In short, I had the same reaction to Colander and Freedman’s book that I had to the Buchanan letter that Pete Boettke quoted.
Postscript:
Maybe Buchanan’s objection is to Friedman’s telling people they should want a monetary rule specifying the growth rate of the money supply that the Federal Reserve should adhere to. I gave up my belief in that rule in the early 1980s, but it would be strange for Buchanan, who, to his credit, was an ardent fan of constitutional rules that rein in government behavior, to be a critic of a constraining money supply rule.
READER COMMENTS
Daniel Kuehn
Oct 7 2019 at 3:29pm
Nice post. I don’t know why Buchanan makes these types of accusations with such frequency. It weakens his otherwise good points.
A good comparison with the k% rule (which, of course, Friedman wanted to achieve democratically and not by independent central bankers) is Buchanan’s balanced budget amendment which yes constrains government but is a very strictly defined rule that counts on Buchanan being right on the macroeconomics of the question. I don’t see how k% or BBA are all that different in terms of democratic principles.

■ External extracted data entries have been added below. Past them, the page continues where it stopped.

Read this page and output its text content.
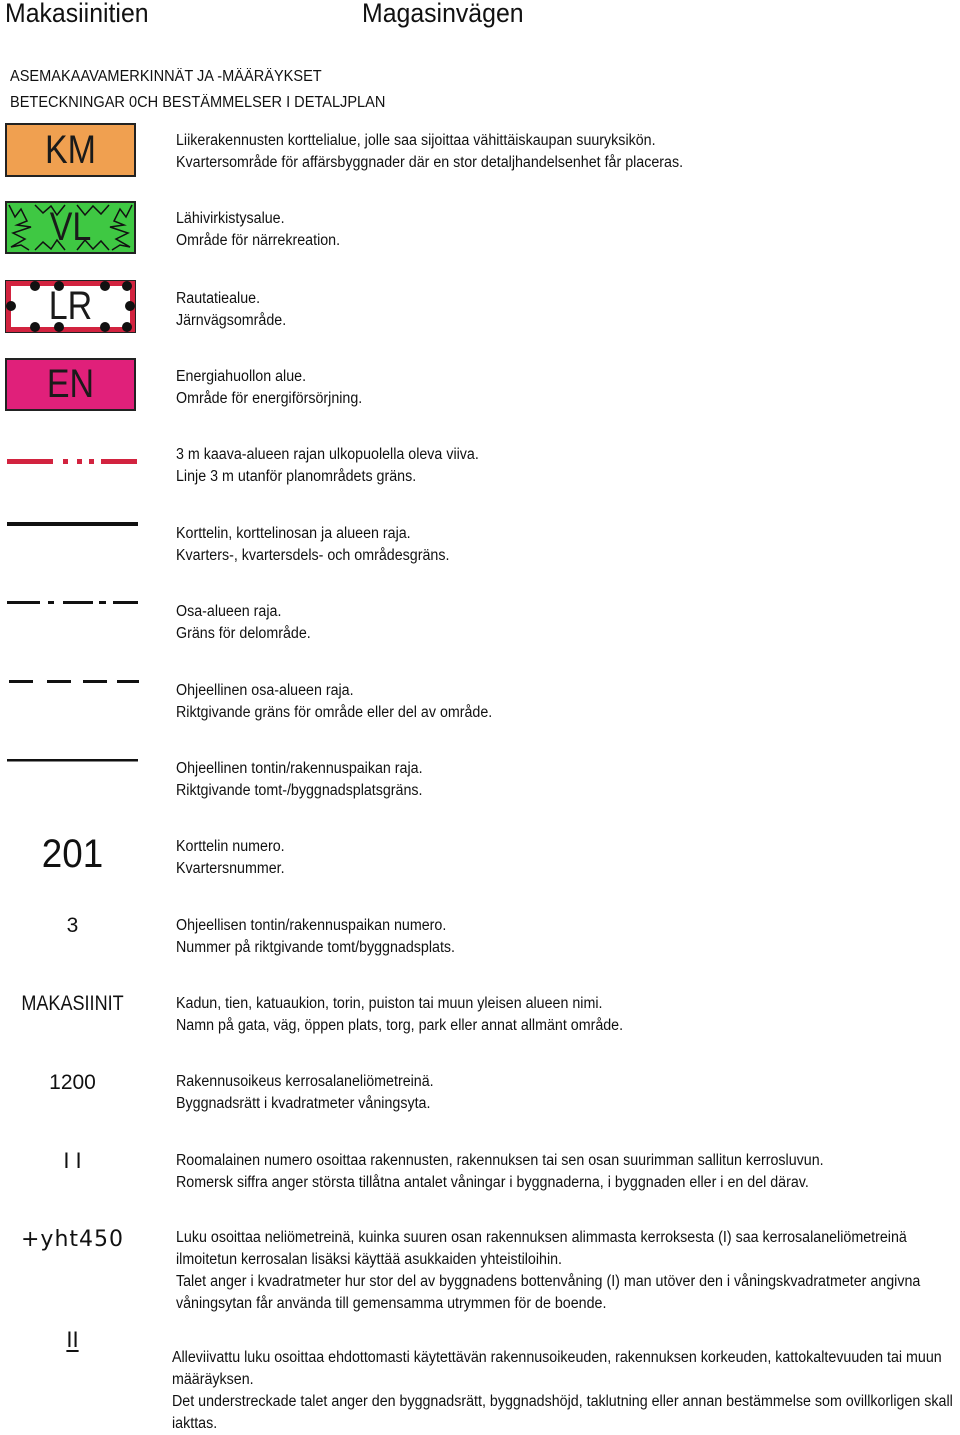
Makasiinitien	Magasinvägen
ASEMAKAAVAMERKINNÄT JA -MÄÄRÄYKSET
BETECKNINGAR 0CH BESTÄMMELSER I DETALJPLAN
KM	Liikerakennusten korttelialue, jolle saa sijoittaa vähittäiskaupan suuryksikön.
Kvartersområde för affärsbyggnader där en stor detaljhandelsenhet får placeras.
VL	Lähivirkistysalue.
Område för närrekreation.
LR	Rautatiealue.
Järnvägsområde.
EN	Energiahuollon alue.
Område för energiförsörjning.
3 m kaava-alueen rajan ulkopuolella oleva viiva.
Linje 3 m utanför planområdets gräns.
Korttelin, korttelinosan ja alueen raja.
Kvarters-, kvartersdels- och områdesgräns.
Osa-alueen raja.
Gräns för delområde.
Ohjeellinen osa-alueen raja.
Riktgivande gräns för område eller del av område.
Ohjeellinen tontin/rakennuspaikan raja.
Riktgivande tomt-/byggnadsplatsgräns.
201	Korttelin numero.
Kvartersnummer.
3	Ohjeellisen tontin/rakennuspaikan numero.
Nummer på riktgivande tomt/byggnadsplats.
MAKASIINIT	Kadun, tien, katuaukion, torin, puiston tai muun yleisen alueen nimi.
Namn på gata, väg, öppen plats, torg, park eller annat allmänt område.
1200	Rakennusoikeus kerrosalaneliömetreinä.
Byggnadsrätt i kvadratmeter våningsyta.
I I	Roomalainen numero osoittaa rakennusten, rakennuksen tai sen osan suurimman sallitun kerrosluvun.
Romersk siffra anger största tillåtna antalet våningar i byggnaderna, i byggnaden eller i en del därav.
+yht450	Luku osoittaa neliömetreinä, kuinka suuren osan rakennuksen alimmasta kerroksesta (I) saa kerrosalaneliömetreinä ilmoitetun kerrosalan lisäksi käyttää asukkaiden yhteistiloihin.
Talet anger i kvadratmeter hur stor del av byggnadens bottenvåning (I) man utöver den i våningskvadratmeter angivna våningsytan får använda till gemensamma utrymmen för de boende.
II
Alleviivattu luku osoittaa ehdottomasti käytettävän rakennusoikeuden, rakennuksen korkeuden, kattokaltevuuden tai muun määräyksen.
Det understreckade talet anger den byggnadsrätt, byggnadshöjd, taklutning eller annan bestämmelse som ovillkorligen skall iakttas.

I think you’ll like a paper on Friedman that I’m working on, David.
Mark Z
Oct 7 2019 at 4:13pm
Austrians’ main dispute with Friedman seems to be over monetary policy, so that’s a good bet. I think many Austrians mistakenly view having a fixed money supply as the most ‘neutral’ or least interventionist policy, and thus view other monetary policy rules as distortionary, but once the state has a monopoly on currency, there is no neutral, non-interventionist monetary policy, only policies that are better or worse at recapitulating the outcome of a competitive currency market. Maybe Friedman’s rule is wrong, but that’s something to be demonstrated, not assumed, and I don’t see how it’s any less arrogant to favor any other rule a priori (and we have to pick one in the end anyway, so monetary policy agnosticism isn’t a practical option).
Thaomas
Oct 7 2019 at 4:20pm
I certainly do not know either, but I have head a criticism — more of George Stigler than Milton Friedman — but I think it would apply to both. The criticism is that both use welfare economics, ultimately based on utilitarianism to criticize specific policies such as the welfare losses of unequal sales taxation across items, tariffs, minimum wages, rent controls, the whole deadweight loss, little triangles apparatus, etc. The same kind of logic could be used (I do not remember if Friedman used it) to argue that a paid military was more “efficient,” that the people who served would be those for whom military service had the highest utility. Although it is not inconsistent with, it is not the same thing as the utilitarian non coercion principle.
AJ
Oct 9 2019 at 10:46am
Where’s your defense of Friedman in this post? All I see is that you had a strange reaction to Boettke’s article, “I guess it’s true”, and that you weren’t sure what Boettke’s article or Buchanan’s letter had in mind.